Steve Dallas, Republican realist extraordinaire, is drunk. He is confronted on the bar counter by his conscience, a six-inch-tall Steve with four wings like a dragonfly. His conscience tries to lecture him about his drinking. Steve looks around, grabs an ashtray, and crushes his conscience.

And asks for a highball.
posted by dhartung at 9:41 PM on March 29, 2001


Imagine if that ball had hit a person...a tiny, feathered, flying person. Pretty horrible.

Thank God it was just a bird.
posted by kindall at 10:03 PM on March 29, 2001


As I recall, when a batter hits a bird with a hit ball, the rulebook says he's automatically out. What happens in this case -- does the runner advance? Is it a wild pitch?
posted by dfowler at 11:34 PM on March 29, 2001


AFAIK, the batter's not immediately out on a struck bird. According to the definitions in the Rules of Baseball:

IN FLIGHT describes a batted, thrown, or pitched ball which has not yet touched the ground or some object other than a fielder.

A CATCH is the act of a fielder in getting secure possession in his hand or glove of a ball in flight and firmly holding it...

So when the ball hits the bird, it's no longer "in flight", so the fielder can't even "catch" it on the carom or the like. And there's nothing about the bird that qualifies as "interference" or otherwise make it a dead ball. So the ball should be in play off of the impact. Similarly:

A BALL is a pitch which does not enter the strike zone in flight and is not struck at by the batter...

So technically, the ball stopped being "in flight" when it hit the bird, and it never touched the strike zone "in flight", so I suppose it's at very least a ball, and should still be in play, allowing runners to advance, etc.
posted by youhas at 1:51 AM on March 30, 2001


It reminded me of the repeated video showings on the news when the Challenger exploded or of Saturday Night Live when Buckwheat was shot. It was horrifying and magnified by the repetition -- but I just couldn't look away.
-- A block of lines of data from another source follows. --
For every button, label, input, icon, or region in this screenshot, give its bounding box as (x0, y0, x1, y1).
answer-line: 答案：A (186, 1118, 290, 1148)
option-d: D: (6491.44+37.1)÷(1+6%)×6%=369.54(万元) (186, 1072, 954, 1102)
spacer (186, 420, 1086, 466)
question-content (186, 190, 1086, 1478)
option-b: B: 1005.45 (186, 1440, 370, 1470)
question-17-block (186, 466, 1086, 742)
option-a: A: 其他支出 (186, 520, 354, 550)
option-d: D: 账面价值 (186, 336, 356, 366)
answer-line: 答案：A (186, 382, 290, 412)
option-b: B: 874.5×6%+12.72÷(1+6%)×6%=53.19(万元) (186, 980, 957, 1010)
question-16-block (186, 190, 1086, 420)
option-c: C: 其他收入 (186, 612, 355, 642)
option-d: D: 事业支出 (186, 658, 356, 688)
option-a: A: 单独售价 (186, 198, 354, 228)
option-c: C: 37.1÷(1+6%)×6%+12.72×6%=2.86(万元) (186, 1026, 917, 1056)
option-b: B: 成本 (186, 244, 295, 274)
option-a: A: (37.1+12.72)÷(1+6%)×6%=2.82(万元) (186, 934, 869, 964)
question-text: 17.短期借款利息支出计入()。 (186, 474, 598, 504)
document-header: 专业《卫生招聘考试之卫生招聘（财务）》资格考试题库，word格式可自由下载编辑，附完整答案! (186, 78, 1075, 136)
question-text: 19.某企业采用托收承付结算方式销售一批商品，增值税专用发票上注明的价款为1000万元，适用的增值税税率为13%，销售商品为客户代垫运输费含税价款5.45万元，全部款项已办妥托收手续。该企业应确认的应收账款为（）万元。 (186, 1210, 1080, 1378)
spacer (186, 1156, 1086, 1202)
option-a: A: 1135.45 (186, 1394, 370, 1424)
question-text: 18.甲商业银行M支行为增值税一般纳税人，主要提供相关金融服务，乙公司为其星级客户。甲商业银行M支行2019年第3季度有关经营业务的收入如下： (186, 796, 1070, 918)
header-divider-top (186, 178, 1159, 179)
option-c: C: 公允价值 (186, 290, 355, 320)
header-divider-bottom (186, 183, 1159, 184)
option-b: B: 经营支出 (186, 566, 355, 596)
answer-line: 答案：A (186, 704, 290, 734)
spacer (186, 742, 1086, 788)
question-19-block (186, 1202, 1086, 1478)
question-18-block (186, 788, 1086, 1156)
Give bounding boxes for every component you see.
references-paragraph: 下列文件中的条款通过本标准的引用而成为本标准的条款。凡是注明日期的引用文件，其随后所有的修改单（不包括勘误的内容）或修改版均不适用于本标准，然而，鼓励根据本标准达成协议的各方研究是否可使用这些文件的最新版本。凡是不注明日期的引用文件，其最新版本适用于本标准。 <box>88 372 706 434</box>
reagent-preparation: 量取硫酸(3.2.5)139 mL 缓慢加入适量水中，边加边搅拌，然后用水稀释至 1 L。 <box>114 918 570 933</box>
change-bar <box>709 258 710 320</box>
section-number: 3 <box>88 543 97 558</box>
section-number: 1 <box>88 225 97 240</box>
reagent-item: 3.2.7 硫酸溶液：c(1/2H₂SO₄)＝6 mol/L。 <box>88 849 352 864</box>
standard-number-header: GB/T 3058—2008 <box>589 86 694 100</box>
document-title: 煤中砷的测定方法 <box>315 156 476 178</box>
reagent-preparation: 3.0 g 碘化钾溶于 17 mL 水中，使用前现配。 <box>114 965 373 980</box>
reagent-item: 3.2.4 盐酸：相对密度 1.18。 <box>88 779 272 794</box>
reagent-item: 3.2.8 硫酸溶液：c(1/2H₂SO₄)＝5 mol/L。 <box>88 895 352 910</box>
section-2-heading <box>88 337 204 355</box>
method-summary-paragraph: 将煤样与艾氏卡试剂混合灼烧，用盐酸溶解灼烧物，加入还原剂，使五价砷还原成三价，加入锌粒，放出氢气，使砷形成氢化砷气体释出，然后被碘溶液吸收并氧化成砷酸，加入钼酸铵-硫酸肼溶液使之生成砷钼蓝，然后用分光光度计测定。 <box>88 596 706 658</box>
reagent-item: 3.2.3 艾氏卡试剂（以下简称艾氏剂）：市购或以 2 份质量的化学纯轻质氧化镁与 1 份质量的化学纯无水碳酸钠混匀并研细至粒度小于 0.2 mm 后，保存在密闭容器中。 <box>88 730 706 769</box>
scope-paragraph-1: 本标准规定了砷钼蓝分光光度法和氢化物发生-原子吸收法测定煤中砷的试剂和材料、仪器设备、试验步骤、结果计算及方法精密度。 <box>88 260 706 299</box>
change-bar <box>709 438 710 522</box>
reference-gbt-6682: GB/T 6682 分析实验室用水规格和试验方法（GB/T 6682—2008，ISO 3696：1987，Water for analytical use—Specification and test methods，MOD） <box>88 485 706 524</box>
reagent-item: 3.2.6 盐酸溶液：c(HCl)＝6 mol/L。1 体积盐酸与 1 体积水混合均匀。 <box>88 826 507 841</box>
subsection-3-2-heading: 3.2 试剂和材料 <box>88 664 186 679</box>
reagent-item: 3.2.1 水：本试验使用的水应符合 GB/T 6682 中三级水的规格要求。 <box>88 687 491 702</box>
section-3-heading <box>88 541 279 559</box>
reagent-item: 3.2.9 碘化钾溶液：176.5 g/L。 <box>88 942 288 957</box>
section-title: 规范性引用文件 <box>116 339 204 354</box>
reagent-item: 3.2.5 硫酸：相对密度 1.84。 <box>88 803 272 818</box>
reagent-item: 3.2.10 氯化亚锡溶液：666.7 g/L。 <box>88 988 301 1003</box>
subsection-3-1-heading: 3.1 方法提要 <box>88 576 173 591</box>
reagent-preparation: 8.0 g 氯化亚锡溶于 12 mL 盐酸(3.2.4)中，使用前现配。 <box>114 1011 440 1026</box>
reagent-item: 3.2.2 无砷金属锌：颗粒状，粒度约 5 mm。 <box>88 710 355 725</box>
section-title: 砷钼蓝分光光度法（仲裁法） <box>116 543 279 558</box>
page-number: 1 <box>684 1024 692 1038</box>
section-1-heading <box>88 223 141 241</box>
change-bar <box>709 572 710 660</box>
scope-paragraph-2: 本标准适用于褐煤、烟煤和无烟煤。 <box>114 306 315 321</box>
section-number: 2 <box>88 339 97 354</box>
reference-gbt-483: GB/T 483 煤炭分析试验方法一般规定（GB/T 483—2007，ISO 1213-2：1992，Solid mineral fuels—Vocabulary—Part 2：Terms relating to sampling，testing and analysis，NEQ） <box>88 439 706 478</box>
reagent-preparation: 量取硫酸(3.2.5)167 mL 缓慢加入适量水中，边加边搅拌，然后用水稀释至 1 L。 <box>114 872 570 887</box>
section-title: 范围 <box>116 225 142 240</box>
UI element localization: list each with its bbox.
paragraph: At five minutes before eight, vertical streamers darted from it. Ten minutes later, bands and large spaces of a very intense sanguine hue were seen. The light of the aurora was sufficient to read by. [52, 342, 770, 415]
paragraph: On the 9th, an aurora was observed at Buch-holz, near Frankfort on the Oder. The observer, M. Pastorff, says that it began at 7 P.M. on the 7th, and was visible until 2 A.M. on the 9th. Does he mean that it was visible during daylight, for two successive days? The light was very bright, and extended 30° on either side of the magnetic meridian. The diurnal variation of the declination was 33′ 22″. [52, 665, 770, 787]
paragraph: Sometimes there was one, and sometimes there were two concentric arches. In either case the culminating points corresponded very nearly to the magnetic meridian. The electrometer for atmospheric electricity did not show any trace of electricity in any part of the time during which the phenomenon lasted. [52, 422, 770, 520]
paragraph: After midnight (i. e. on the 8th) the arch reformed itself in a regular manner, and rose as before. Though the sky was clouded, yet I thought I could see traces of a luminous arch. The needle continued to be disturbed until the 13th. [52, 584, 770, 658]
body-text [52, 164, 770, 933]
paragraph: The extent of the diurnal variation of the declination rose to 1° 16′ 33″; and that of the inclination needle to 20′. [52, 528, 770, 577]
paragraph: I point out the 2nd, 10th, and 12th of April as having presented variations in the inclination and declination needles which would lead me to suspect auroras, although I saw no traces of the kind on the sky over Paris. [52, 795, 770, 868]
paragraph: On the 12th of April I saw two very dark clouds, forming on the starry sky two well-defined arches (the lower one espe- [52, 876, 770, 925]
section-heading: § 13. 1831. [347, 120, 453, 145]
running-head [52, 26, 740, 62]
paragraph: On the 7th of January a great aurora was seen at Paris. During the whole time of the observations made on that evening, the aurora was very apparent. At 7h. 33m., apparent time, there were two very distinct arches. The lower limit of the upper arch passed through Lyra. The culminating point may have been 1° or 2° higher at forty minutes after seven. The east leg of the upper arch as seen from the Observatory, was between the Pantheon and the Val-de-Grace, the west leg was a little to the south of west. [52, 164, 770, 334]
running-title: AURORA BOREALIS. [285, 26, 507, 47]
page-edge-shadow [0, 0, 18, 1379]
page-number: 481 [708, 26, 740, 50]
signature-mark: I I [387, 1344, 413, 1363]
Seinfeld: "Back, and to the right. Back, and to the right ..."
posted by darren at 6:37 AM on March 30, 2001


What makes it so hard to look away is that it almost doesn't look real - we're so used to video-editing and animation, I think many of us are trying to determine the "live" and the "Memorex" portion of it, even as our brain understands that it really is "real." And something about seeing the feathers blow is really...well, just weird. If one of us got hit with a ball like that, we'd drop like the proverbial rock, with no accompanying loss of fur/feathers/hair, but who knew that hitting a bird thusly would create a feather-ific explosion? Bizarre.
posted by davidmsc at 9:49 PM on March 30, 2001


Bizarre? Not really. I would imagine that the baseball is about the same size as the bird and may be a bit heavier. If you got hit that fast and that hard by something your size, you can bet that stuff might fly off of you.

By the way, Doug and Fusinski, that "little, feathered, flying person" stuff made me laugh so hard I cried.